The gesture, combined with indications of a deepening recession and US President Barack Obama's efforts to cap compensation at faltering financial firms south of the border, points to smaller pay packets for Canadian executives in general in 2009.

Such a move will be welcomed by pension funds and other investors, who have complained for years about excessive pay. While the situation is not as egregious as in the US, rewards for Canadian chief executives still too seldom match performance, fund managers contend.

"Most investors are quite comfortable with executives making large amounts of money when the company does extremely well," said Stephen Griggs, the executive director of the Canadian Coalition for Good Governance, which represents a powerful group of institutional investors who manage about C$1.4 trillion ($1.1 trillion) of assets.

"But when the company does not do well - for whatever reason, whether it's the executive's fault or not - that compensation needs to be scaled back quite considerably."

Big paychecks for CEOs were back in the news this month when Obama took on bailed-out Wall Street firms, setting a $500,000 annual cap on pay for top executives at companies receiving taxpayer funds and tapping popular anger over financial-sector excesses.

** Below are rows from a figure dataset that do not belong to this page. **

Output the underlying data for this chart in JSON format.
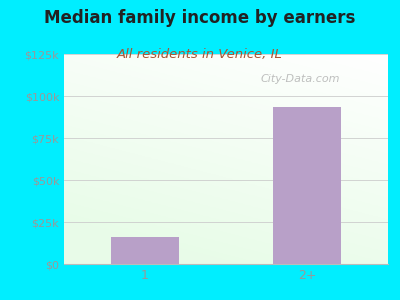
{
  "title": "Median family income by earners",
  "subtitle": "All residents in Venice, IL",
  "categories": [
    "1",
    "2+"
  ],
  "values": [
    16000,
    93750
  ],
  "bar_color": "#b8a0c8",
  "background_color": "#00eeff",
  "title_color": "#222222",
  "subtitle_color": "#aa5533",
  "tick_label_color": "#999999",
  "ylim": [
    0,
    125000
  ],
  "yticks": [
    0,
    25000,
    50000,
    75000,
    100000,
    125000
  ],
  "ytick_labels": [
    "$0",
    "$25k",
    "$50k",
    "$75k",
    "$100k",
    "$125k"
  ],
  "title_fontsize": 12,
  "subtitle_fontsize": 9.5,
  "watermark": "City-Data.com"
}
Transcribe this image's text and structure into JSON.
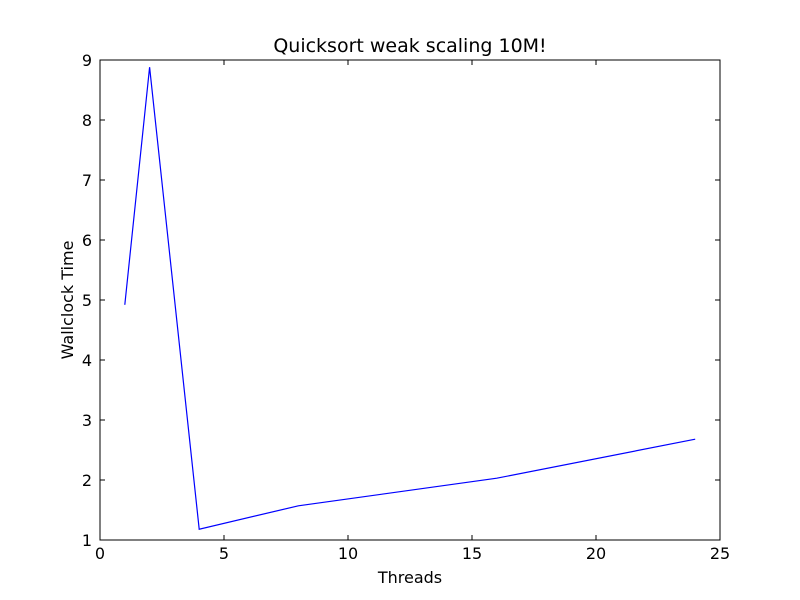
{
  "chart_data": {
    "type": "line",
    "title": "Quicksort weak scaling 10M!",
    "xlabel": "Threads",
    "ylabel": "Wallclock Time",
    "xlim": [
      0,
      25
    ],
    "ylim": [
      1,
      9
    ],
    "xticks": [
      0,
      5,
      10,
      15,
      20,
      25
    ],
    "yticks": [
      1,
      2,
      3,
      4,
      5,
      6,
      7,
      8,
      9
    ],
    "grid": false,
    "series": [
      {
        "color": "#0000ff",
        "x": [
          1,
          2,
          4,
          8,
          16,
          24
        ],
        "y": [
          4.92,
          8.88,
          1.18,
          1.57,
          2.03,
          2.68
        ]
      }
    ]
  }
}
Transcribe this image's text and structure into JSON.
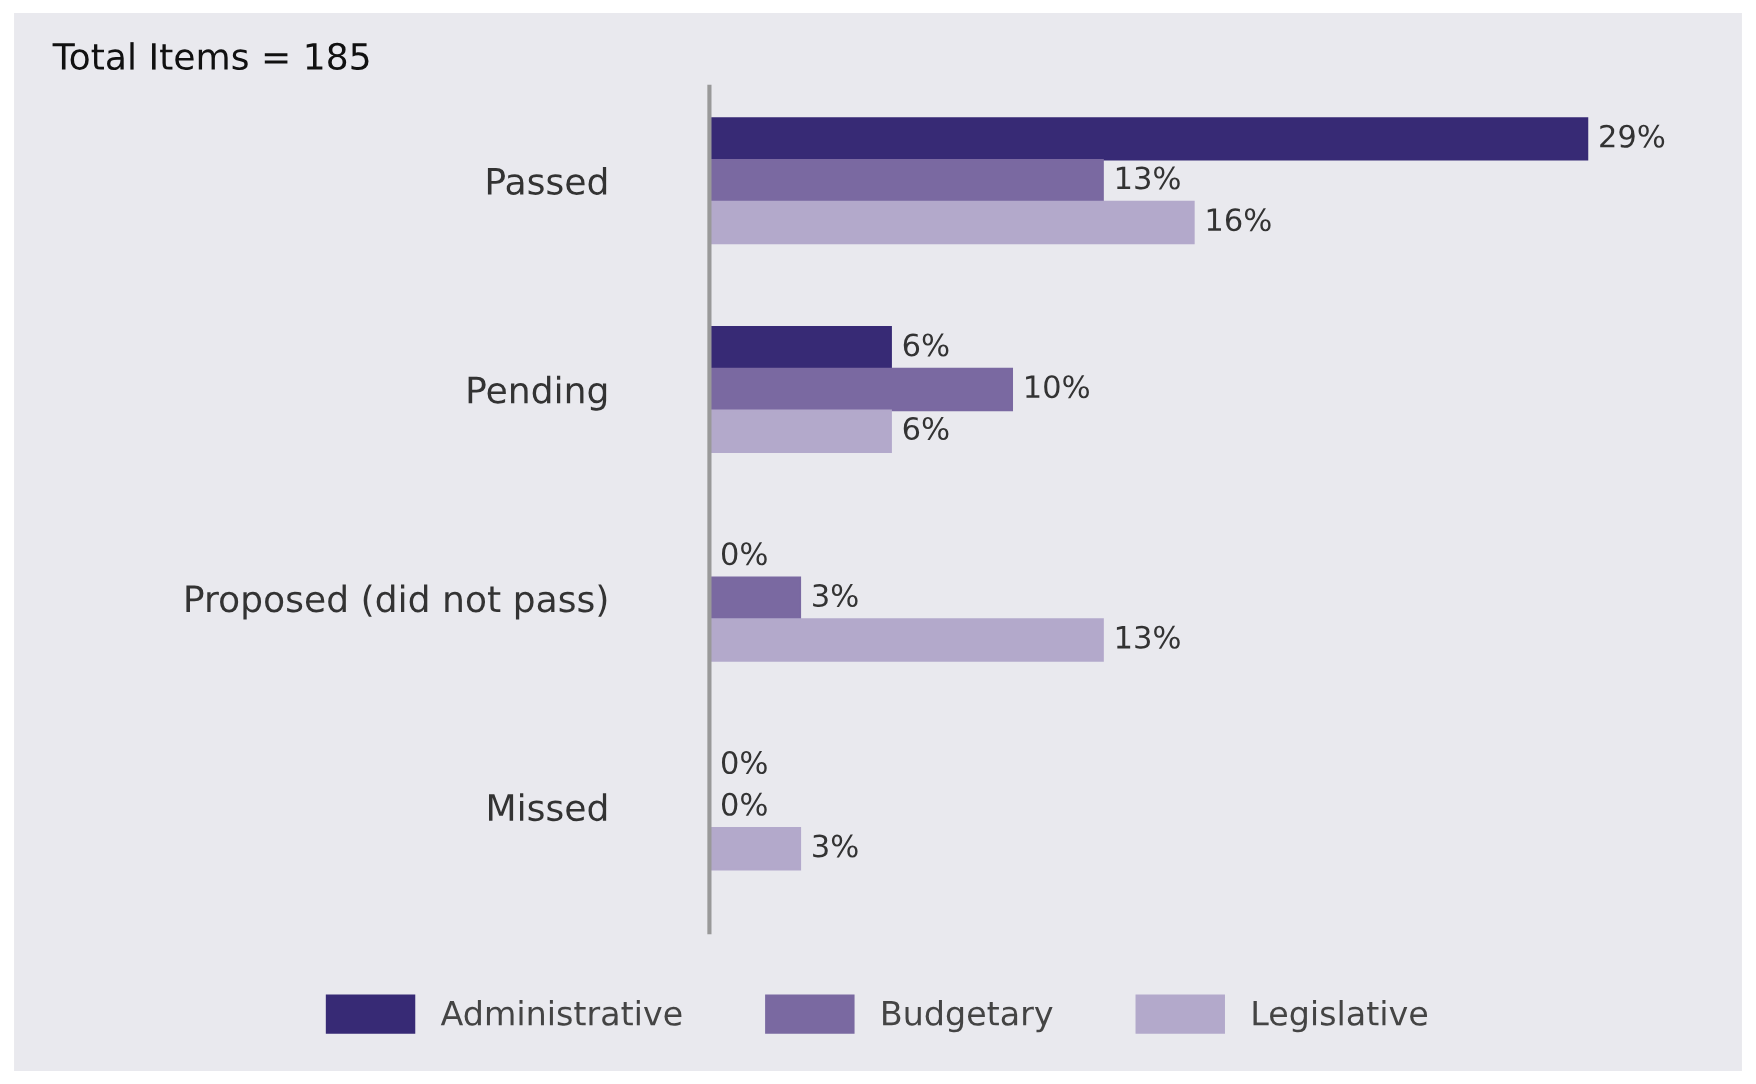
{
  "chart_data": {
    "type": "bar",
    "orientation": "horizontal",
    "title": "Total Items = 185",
    "categories": [
      "Passed",
      "Pending",
      "Proposed (did not pass)",
      "Missed"
    ],
    "series": [
      {
        "name": "Administrative",
        "color": "#372a75",
        "values": [
          29,
          6,
          0,
          0
        ],
        "value_labels": [
          "29%",
          "6%",
          "0%",
          "0%"
        ]
      },
      {
        "name": "Budgetary",
        "color": "#7a69a1",
        "values": [
          13,
          10,
          3,
          0
        ],
        "value_labels": [
          "13%",
          "10%",
          "3%",
          "0%"
        ]
      },
      {
        "name": "Legislative",
        "color": "#b3a9cb",
        "values": [
          16,
          6,
          13,
          3
        ],
        "value_labels": [
          "16%",
          "6%",
          "13%",
          "3%"
        ]
      }
    ],
    "legend": "bottom",
    "grid": false
  }
}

Taking note of such sentiment, and citing the bad economy, the heads of Royal Bank of Canada and Bank of Montreal said just days ago that they would give up a total of almost C$10 million in mid-term and long-term compensation.

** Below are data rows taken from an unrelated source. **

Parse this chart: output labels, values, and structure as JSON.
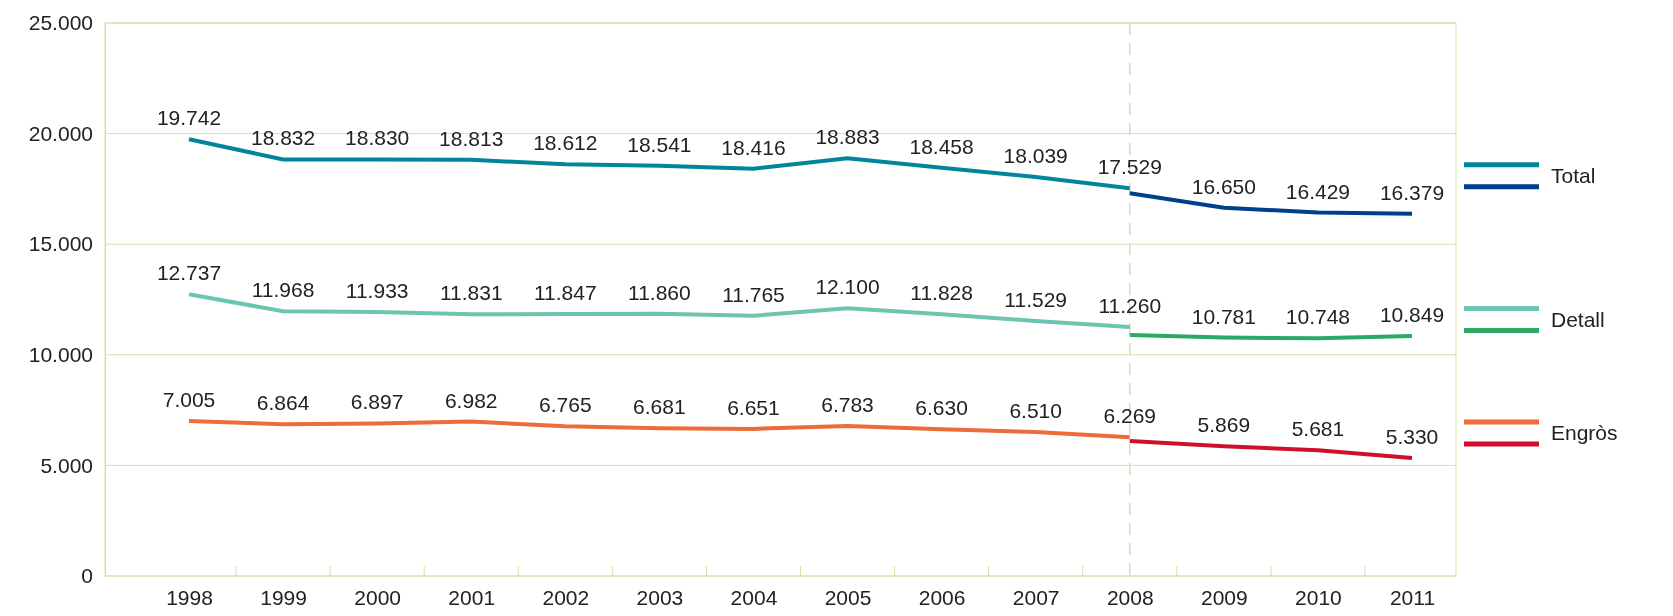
{
  "chart_data": {
    "type": "line",
    "categories": [
      "1998",
      "1999",
      "2000",
      "2001",
      "2002",
      "2003",
      "2004",
      "2005",
      "2006",
      "2007",
      "2008",
      "2009",
      "2010",
      "2011"
    ],
    "series": [
      {
        "name": "Total",
        "color": "#00869b",
        "values": [
          19742,
          18832,
          18830,
          18813,
          18612,
          18541,
          18416,
          18883,
          18458,
          18039,
          17529,
          null,
          null,
          null
        ],
        "value_labels": [
          "19.742",
          "18.832",
          "18.830",
          "18.813",
          "18.612",
          "18.541",
          "18.416",
          "18.883",
          "18.458",
          "18.039",
          "17.529",
          null,
          null,
          null
        ]
      },
      {
        "color": "#003f8a",
        "values": [
          null,
          null,
          null,
          null,
          null,
          null,
          null,
          null,
          null,
          null,
          17300,
          16650,
          16429,
          16379
        ],
        "value_labels": [
          null,
          null,
          null,
          null,
          null,
          null,
          null,
          null,
          null,
          null,
          null,
          "16.650",
          "16.429",
          "16.379"
        ]
      },
      {
        "name": "Detall",
        "color": "#6cc5b0",
        "values": [
          12737,
          11968,
          11933,
          11831,
          11847,
          11860,
          11765,
          12100,
          11828,
          11529,
          11260,
          null,
          null,
          null
        ],
        "value_labels": [
          "12.737",
          "11.968",
          "11.933",
          "11.831",
          "11.847",
          "11.860",
          "11.765",
          "12.100",
          "11.828",
          "11.529",
          "11.260",
          null,
          null,
          null
        ]
      },
      {
        "color": "#2ea866",
        "values": [
          null,
          null,
          null,
          null,
          null,
          null,
          null,
          null,
          null,
          null,
          10900,
          10781,
          10748,
          10849
        ],
        "value_labels": [
          null,
          null,
          null,
          null,
          null,
          null,
          null,
          null,
          null,
          null,
          null,
          "10.781",
          "10.748",
          "10.849"
        ]
      },
      {
        "name": "Engròs",
        "color": "#ee6c3c",
        "values": [
          7005,
          6864,
          6897,
          6982,
          6765,
          6681,
          6651,
          6783,
          6630,
          6510,
          6269,
          null,
          null,
          null
        ],
        "value_labels": [
          "7.005",
          "6.864",
          "6.897",
          "6.982",
          "6.765",
          "6.681",
          "6.651",
          "6.783",
          "6.630",
          "6.510",
          "6.269",
          null,
          null,
          null
        ]
      },
      {
        "color": "#d0102a",
        "values": [
          null,
          null,
          null,
          null,
          null,
          null,
          null,
          null,
          null,
          null,
          6100,
          5869,
          5681,
          5330
        ],
        "value_labels": [
          null,
          null,
          null,
          null,
          null,
          null,
          null,
          null,
          null,
          null,
          null,
          "5.869",
          "5.681",
          "5.330"
        ]
      }
    ],
    "ylim": [
      0,
      25000
    ],
    "yticks": [
      {
        "value": 0,
        "label": "0"
      },
      {
        "value": 5000,
        "label": "5.000"
      },
      {
        "value": 10000,
        "label": "10.000"
      },
      {
        "value": 15000,
        "label": "15.000"
      },
      {
        "value": 20000,
        "label": "20.000"
      },
      {
        "value": 25000,
        "label": "25.000"
      }
    ],
    "ref_lines": [
      {
        "axis": "x",
        "value": "2008",
        "color": "#d8dfa8",
        "line_style": "dashed"
      }
    ],
    "grid": "y",
    "legend": "right",
    "marker": "none",
    "line_style": "solid"
  }
}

Royal Bank CEO Gordon Nixon said he thought the move was right "in light of the current state of global markets and the challenges faced by so many", while BMO chief Bill Downe said his decision was made as "a result of my reflection upon the current economic environment".

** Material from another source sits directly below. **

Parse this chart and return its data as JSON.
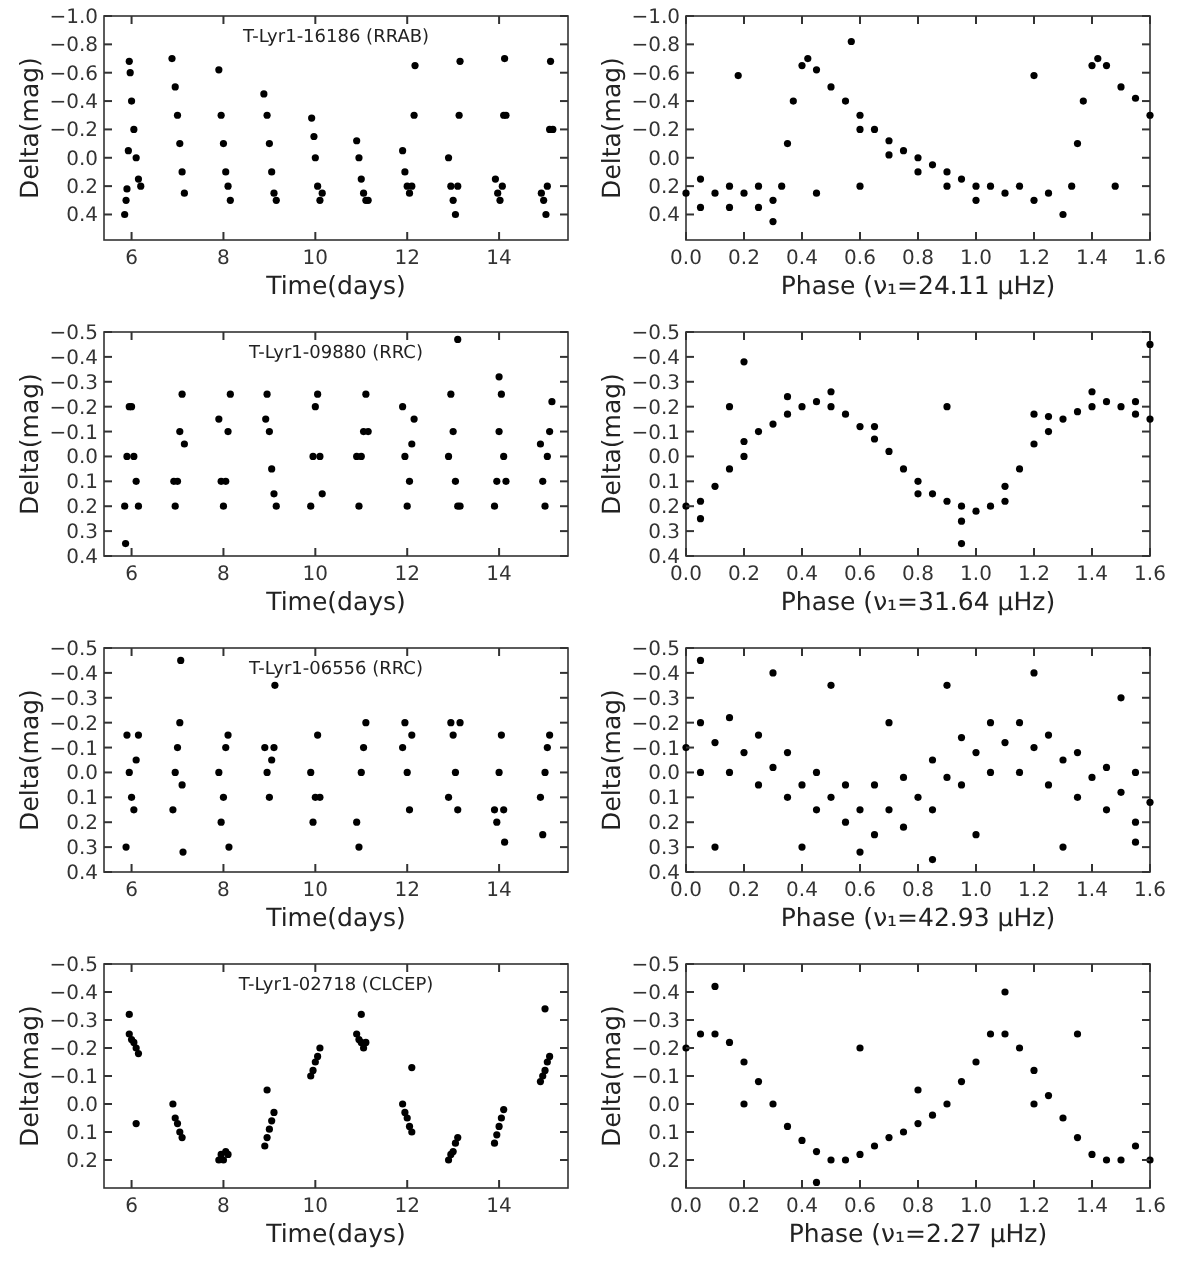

Some considered the decisions ironic given that Canadian banks, recently ranked the world's soundest by the World Economic Forum, were not involved in the aggressive lending that led to massive losses south of the border.

A more frequent target of criticism has been auto parts magnate Frank Stronach, the chairman and former CEO of Magna International. He was paid more than $40 million in compensation and consulting fees in 2007, according to company documents. During that year, Magna shares fell about 16 percent.

But banks in particular - as well as their CEOs and the pay they receive - are in the spotlight because many investors view US financial institutions as being responsible for the economic crisis, said Fiona Macdonald, who heads the executive compensation practice at Towers Perrin Canada.

The decisions by Canadian bank CEOs to part with some of their compensation "will send a message of leadership and moderation", Ms Macdonald said. This message is expected to resonate with corporate boards across Canada.

Many executives have already seen paper losses mount as the spiraling economy drove large losses for the Toronto Stock Exchange's main index, which has fallen some 40 percent since June.

Depressed share prices mean that many of the stock options that CEOs already received as part of their compensation are under water, and can't be exercised at a profit.

Compensation experts say it will be tough for a board of directors to justify higher pay for a chief executive when the shares of that company have tanked, also leading to losses for shareholders.

Many companies are still figuring out how much their top executives will be paid in the coming year, but options grants are likely going to head lower across Corporate Canada, said Michael Thompson, a national partner and specialist in executive compensation at Mercer in Toronto.

He expects most CEO base salaries to stay flat, while other employees will see increases of less than three percent. "That's an example of how tough this market is," he said. "This is the first time that I can recall in my career where a large number of companies are going to set performance targets for next year which are lower than what they actually achieved this year."